"It is generally accepted that snakes evolved from lizards at some point in the distant past. What scientists don't know yet is when they evolved, why they evolved, and what type of lizard they evolved from," said Dave Martill, from the University of Portsmouth, who led the study.
"This fossil answers some very important questions, for example it now seems clear to us that snakes evolved from burrowing lizards, not from marine lizards," Martill said.
"A four-legged snake seemed fantastic and as an evolutionary biologist, just too good to be true, it was especially interesting that it was put on display in a museum where anyone could see it," said Nick Longrich from the University of Bath, who studied the evolutionary relationships of the snake.
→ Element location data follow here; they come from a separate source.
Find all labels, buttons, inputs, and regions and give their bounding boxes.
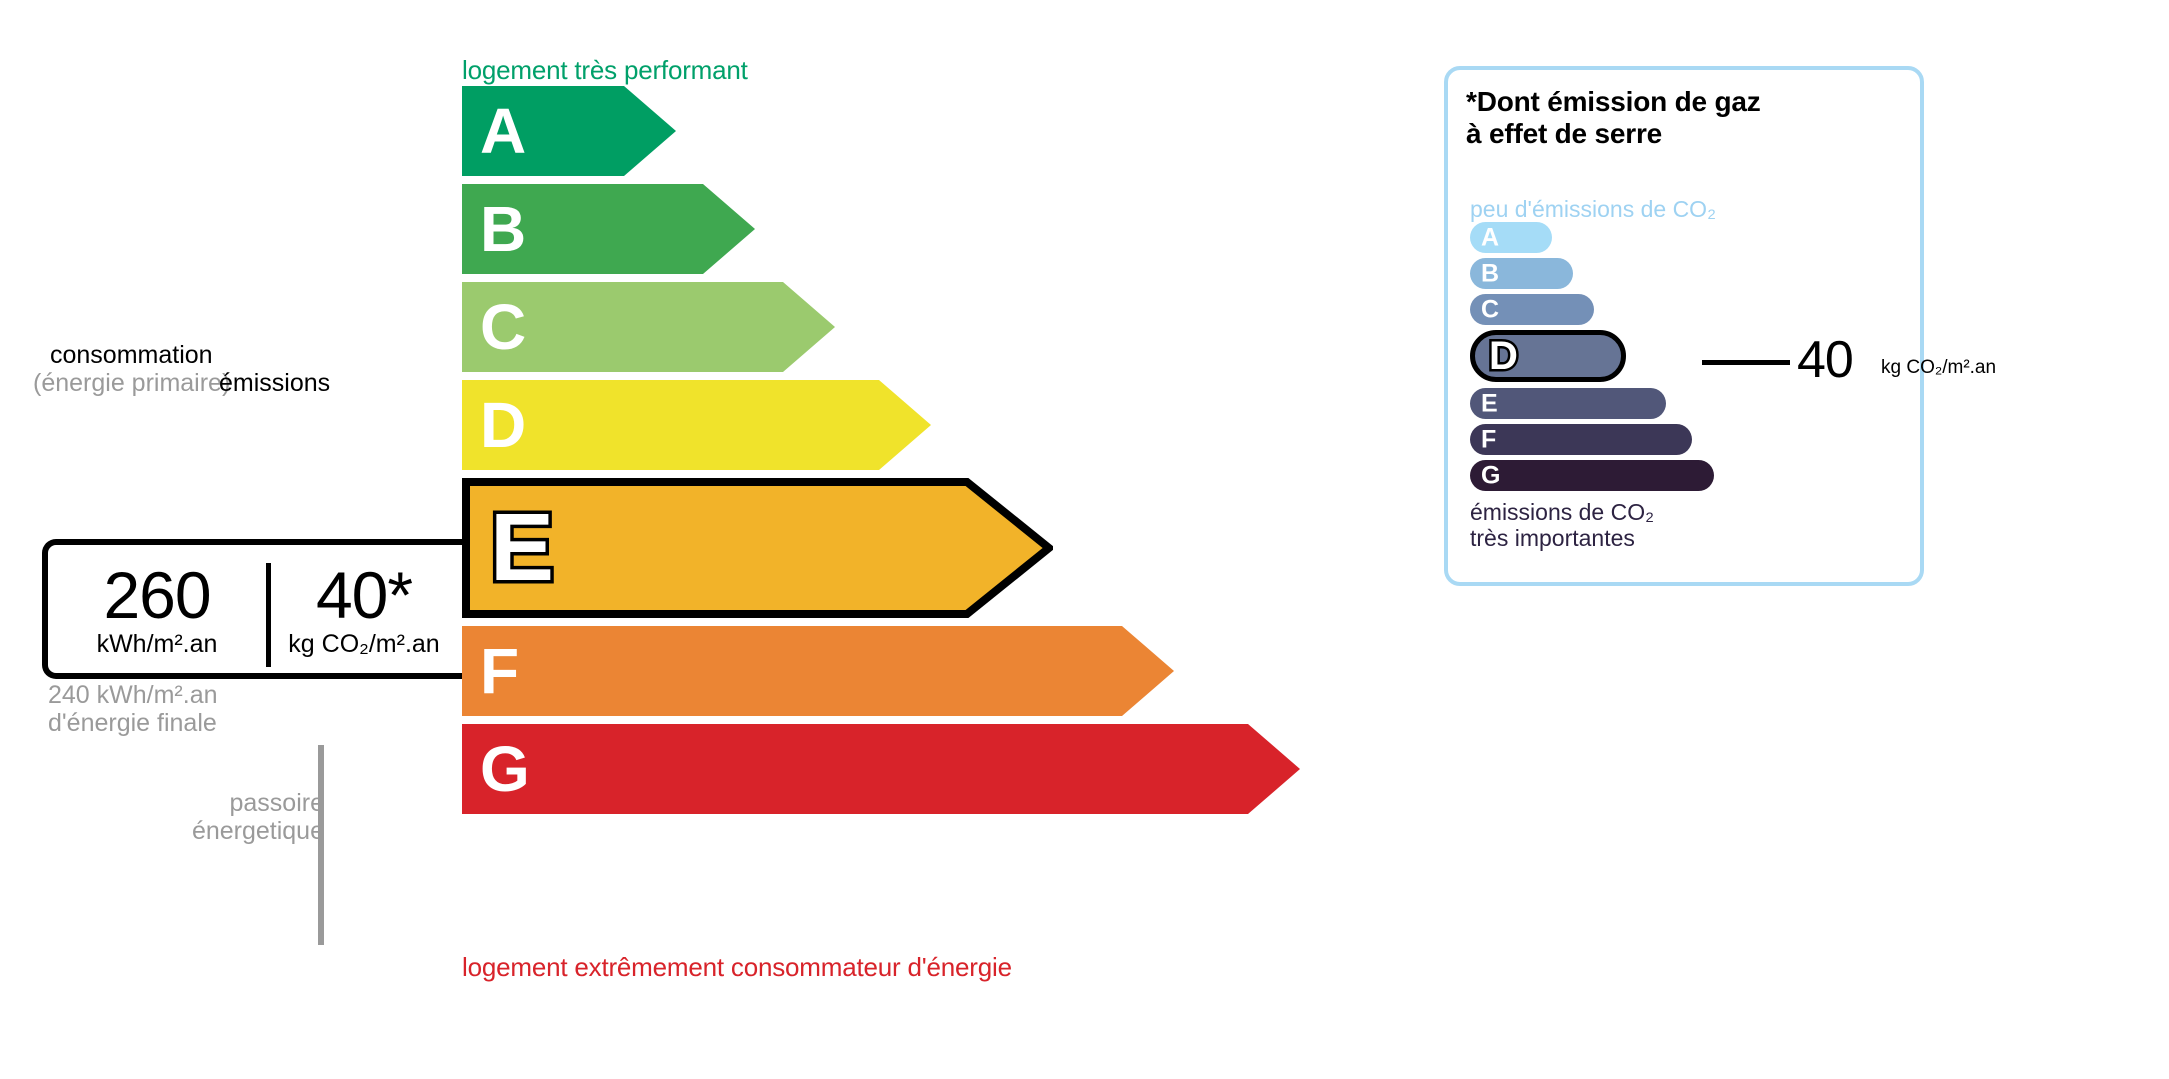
ges-title: *Dont émission de gaz à effet de serre [1466, 86, 1761, 150]
ges-class-letter-g: G [1481, 463, 1500, 488]
energy-class-f: F [462, 626, 1174, 716]
ges-class-g: G [1470, 460, 1714, 491]
energy-performance-chart: logement très performant ABCDEFG logemen… [0, 0, 1300, 1079]
energy-arrow-c: C [462, 282, 835, 372]
energy-arrow-g: G [462, 724, 1300, 814]
energy-class-letter-f: F [480, 639, 519, 703]
ges-class-letter-c: C [1481, 297, 1499, 322]
energy-arrow-shape-d [462, 380, 931, 470]
energy-arrow-a: A [462, 86, 676, 176]
energy-class-g: G [462, 724, 1300, 814]
emission-unit: kg CO₂/m².an [288, 632, 439, 657]
label-energie-finale: 240 kWh/m².an d'énergie finale [48, 681, 218, 737]
energy-top-legend: logement très performant [462, 55, 748, 86]
energy-arrow-d: D [462, 380, 931, 470]
ges-bottom-legend: émissions de CO₂ très importantes [1470, 499, 1654, 551]
ges-bar-e: E [1470, 388, 1666, 419]
ges-title-line2: à effet de serre [1466, 118, 1761, 150]
ges-bar-d: D [1470, 330, 1626, 382]
energie-finale-line2: d'énergie finale [48, 709, 218, 737]
energie-finale-line1: 240 kWh/m².an [48, 681, 218, 709]
energy-class-letter-d: D [480, 393, 526, 457]
energy-arrow-shape-g [462, 724, 1300, 814]
ges-leader-line [1702, 360, 1790, 365]
ges-bar-c: C [1470, 294, 1594, 325]
ges-bar-f: F [1470, 424, 1692, 455]
energy-class-e: E [462, 478, 1053, 618]
consumption-unit: kWh/m².an [97, 632, 218, 657]
energy-class-c: C [462, 282, 835, 372]
ges-class-letter-e: E [1481, 391, 1498, 416]
ges-class-d: D [1470, 330, 1714, 382]
ges-class-a: A [1470, 222, 1714, 253]
ges-value-unit: kg CO₂/m².an [1881, 358, 1996, 377]
ges-value: 40 [1797, 334, 1853, 386]
ges-class-letter-a: A [1481, 225, 1499, 250]
emission-value: 40* [316, 562, 412, 628]
energy-class-d: D [462, 380, 931, 470]
energy-class-letter-b: B [480, 197, 526, 261]
energy-arrow-f: F [462, 626, 1174, 716]
energy-arrow-e: E [462, 478, 1053, 618]
ges-top-legend: peu d'émissions de CO₂ [1470, 196, 1716, 223]
ges-bottom-legend-line2: très importantes [1470, 525, 1654, 551]
label-energie-primaire: (énergie primaire) [33, 369, 230, 397]
passoire-line1: passoire [124, 789, 324, 817]
ges-class-c: C [1470, 294, 1714, 325]
ges-title-line1: *Dont émission de gaz [1466, 86, 1761, 118]
energy-class-letter-c: C [480, 295, 526, 359]
ges-class-letter-d: D [1489, 336, 1518, 376]
ges-class-letter-b: B [1481, 261, 1499, 286]
ges-bar-b: B [1470, 258, 1573, 289]
ges-class-b: B [1470, 258, 1714, 289]
ges-bar-g: G [1470, 460, 1714, 491]
ges-class-bars: ABCDEFG [1470, 222, 1714, 496]
consumption-value: 260 [103, 562, 210, 628]
ges-class-letter-f: F [1481, 427, 1496, 452]
energy-bottom-legend: logement extrêmement consommateur d'éner… [462, 952, 1012, 983]
energy-class-letter-a: A [480, 99, 526, 163]
value-box: 260 kWh/m².an 40* kg CO₂/m².an [42, 539, 462, 679]
consumption-cell: 260 kWh/m².an [48, 545, 266, 673]
energy-arrow-shape-f [462, 626, 1174, 716]
label-emissions: émissions [219, 369, 330, 397]
energy-arrow-b: B [462, 184, 755, 274]
passoire-divider-line [318, 745, 324, 945]
ges-bar-a: A [1470, 222, 1552, 253]
energy-class-a: A [462, 86, 676, 176]
ges-class-f: F [1470, 424, 1714, 455]
energy-class-letter-g: G [480, 737, 530, 801]
label-passoire-energetique: passoire énergetique [124, 789, 324, 845]
ges-class-e: E [1470, 388, 1714, 419]
ges-bottom-legend-line1: émissions de CO₂ [1470, 499, 1654, 525]
energy-class-b: B [462, 184, 755, 274]
label-consommation: consommation [50, 341, 213, 369]
energy-class-letter-e: E [490, 500, 554, 596]
emission-cell: 40* kg CO₂/m².an [266, 545, 462, 673]
passoire-line2: énergetique [124, 817, 324, 845]
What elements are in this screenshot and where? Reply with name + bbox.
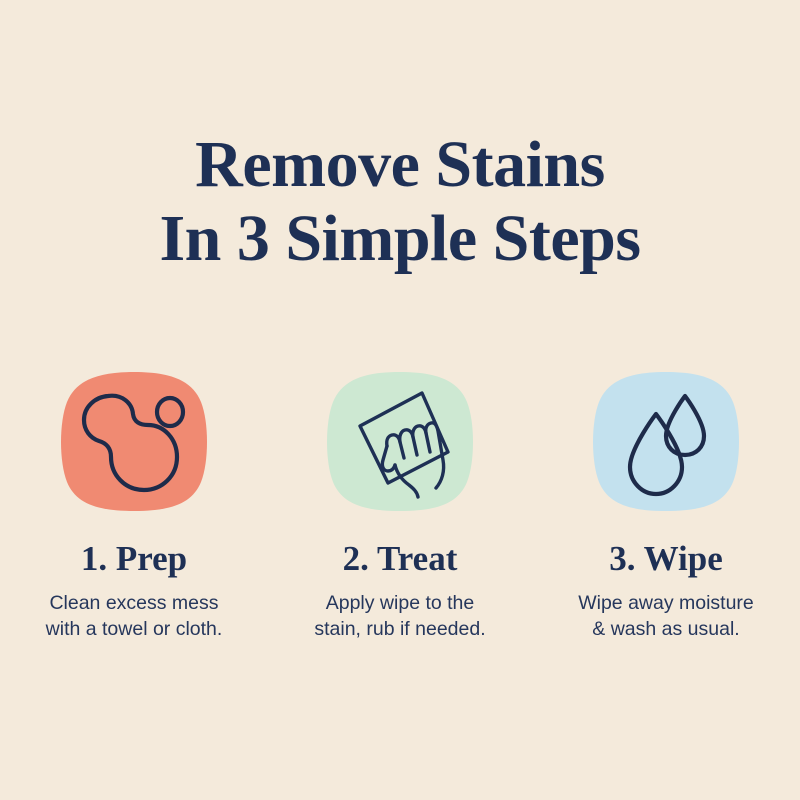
- step-3-icon-blob: [590, 370, 742, 513]
- step-2-desc-line-2: stain, rub if needed.: [314, 616, 485, 642]
- step-2-icon-blob: [324, 370, 476, 513]
- title-line-1: Remove Stains: [0, 128, 800, 202]
- step-1-icon-blob: [58, 370, 210, 513]
- page-title: Remove Stains In 3 Simple Steps: [0, 128, 800, 276]
- stain-spill-icon: [58, 370, 210, 513]
- step-1-desc-line-1: Clean excess mess: [46, 590, 223, 616]
- step-card-1: 1. Prep Clean excess mess with a towel o…: [1, 370, 267, 642]
- step-1-desc-line-2: with a towel or cloth.: [46, 616, 223, 642]
- water-droplets-icon: [590, 370, 742, 513]
- step-card-2: 2. Treat Apply wipe to the stain, rub if…: [267, 370, 533, 642]
- hand-wiping-cloth-icon: [324, 370, 476, 513]
- step-card-3: 3. Wipe Wipe away moisture & wash as usu…: [533, 370, 799, 642]
- step-3-title: 3. Wipe: [609, 539, 722, 579]
- step-2-description: Apply wipe to the stain, rub if needed.: [314, 590, 485, 642]
- step-3-desc-line-1: Wipe away moisture: [578, 590, 754, 616]
- step-2-desc-line-1: Apply wipe to the: [314, 590, 485, 616]
- steps-row: 1. Prep Clean excess mess with a towel o…: [0, 370, 800, 642]
- step-3-desc-line-2: & wash as usual.: [578, 616, 754, 642]
- title-line-2: In 3 Simple Steps: [0, 202, 800, 276]
- step-1-title: 1. Prep: [81, 539, 187, 579]
- step-1-description: Clean excess mess with a towel or cloth.: [46, 590, 223, 642]
- step-3-description: Wipe away moisture & wash as usual.: [578, 590, 754, 642]
- infographic-poster: Remove Stains In 3 Simple Steps 1. Prep …: [0, 0, 800, 800]
- step-2-title: 2. Treat: [343, 539, 458, 579]
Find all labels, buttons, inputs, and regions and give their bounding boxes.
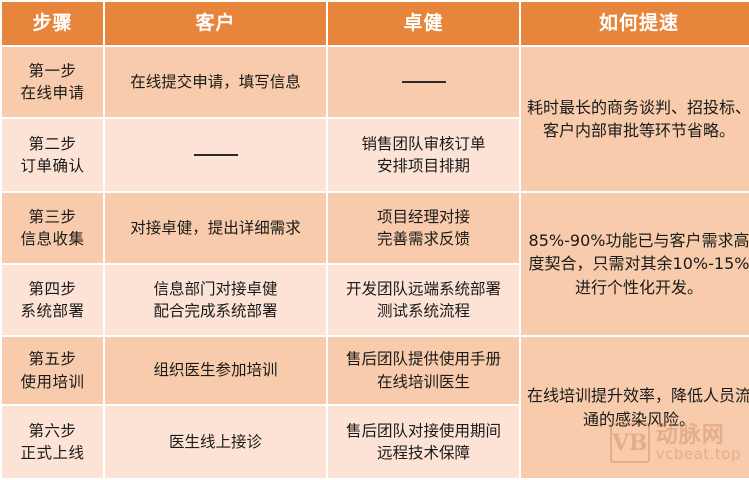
column-header-zhuojian: 卓健 — [328, 2, 519, 45]
customer-action: 信息部门对接卓健 配合完成系统部署 — [105, 265, 326, 335]
em-dash-placeholder — [194, 154, 238, 156]
customer-action: 在线提交申请，填写信息 — [105, 47, 326, 117]
column-header-customer: 客户 — [105, 2, 326, 45]
speed-note-1: 耗时最长的商务谈判、招投标、客户内部审批等环节省略。 — [521, 47, 749, 191]
table-row: 第一步 在线申请 在线提交申请，填写信息 耗时最长的商务谈判、招投标、客户内部审… — [2, 47, 749, 117]
table-container: 步骤 客户 卓健 如何提速 第一步 在线申请 在线提交申请，填写信息 耗时最长的… — [0, 0, 749, 467]
zhuojian-action: 项目经理对接 完善需求反馈 — [328, 193, 519, 263]
zhuojian-action — [328, 47, 519, 117]
customer-action: 对接卓健，提出详细需求 — [105, 193, 326, 263]
customer-action — [105, 119, 326, 191]
table-header-row: 步骤 客户 卓健 如何提速 — [2, 2, 749, 45]
customer-action: 医生线上接诊 — [105, 406, 326, 478]
customer-action: 组织医生参加培训 — [105, 337, 326, 404]
speed-note-2: 85%-90%功能已与客户需求高度契合，只需对其余10%-15%进行个性化开发。 — [521, 193, 749, 335]
em-dash-placeholder — [402, 81, 446, 83]
step-label: 第四步 系统部署 — [2, 265, 103, 335]
step-label: 第六步 正式上线 — [2, 406, 103, 478]
zhuojian-action: 销售团队审核订单 安排项目排期 — [328, 119, 519, 191]
zhuojian-action: 开发团队远端系统部署 测试系统流程 — [328, 265, 519, 335]
step-label: 第二步 订单确认 — [2, 119, 103, 191]
step-label: 第五步 使用培训 — [2, 337, 103, 404]
column-header-how-to-speed-up: 如何提速 — [521, 2, 749, 45]
step-label: 第一步 在线申请 — [2, 47, 103, 117]
zhuojian-action: 售后团队对接使用期间 远程技术保障 — [328, 406, 519, 478]
process-table: 步骤 客户 卓健 如何提速 第一步 在线申请 在线提交申请，填写信息 耗时最长的… — [0, 0, 749, 480]
column-header-step: 步骤 — [2, 2, 103, 45]
zhuojian-action: 售后团队提供使用手册 在线培训医生 — [328, 337, 519, 404]
table-row: 第三步 信息收集 对接卓健，提出详细需求 项目经理对接 完善需求反馈 85%-9… — [2, 193, 749, 263]
speed-note-3: 在线培训提升效率，降低人员流通的感染风险。 — [521, 337, 749, 478]
table-row: 第五步 使用培训 组织医生参加培训 售后团队提供使用手册 在线培训医生 在线培训… — [2, 337, 749, 404]
step-label: 第三步 信息收集 — [2, 193, 103, 263]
The snake, named Tetrapodophis amplectus, is a juvenile and very small, measuring just 20 cm from head to toe, although it may have grown much larger.
The head is the size of an adult fingernail, and the smallest tail bone is only a quarter of a millimetre long.
The front legs are only about one centimetre long, and have little elbows and wrists and hands that are just five millimetre in length. The back legs are slightly longer and the feet are larger than the hands and could have been used to grasp its prey.
The fossilised snake also has the remains of its last meal in its gut, including some fragments of bone.
The prey was probably a salamander, showing that snakes were carnivorous much earlier in evolutionary history than previously believed.
Tetraphodophis has been categorised as a snake, rather than a lizard, by the team due to a number of features. The skeleton has a lengthened body, not a long tail.
The tooth implantation, the direction of the teeth, and the pattern of the teeth and the bones of the lower jaw are all snake-like, researchers said.
The study was published in the journal Science.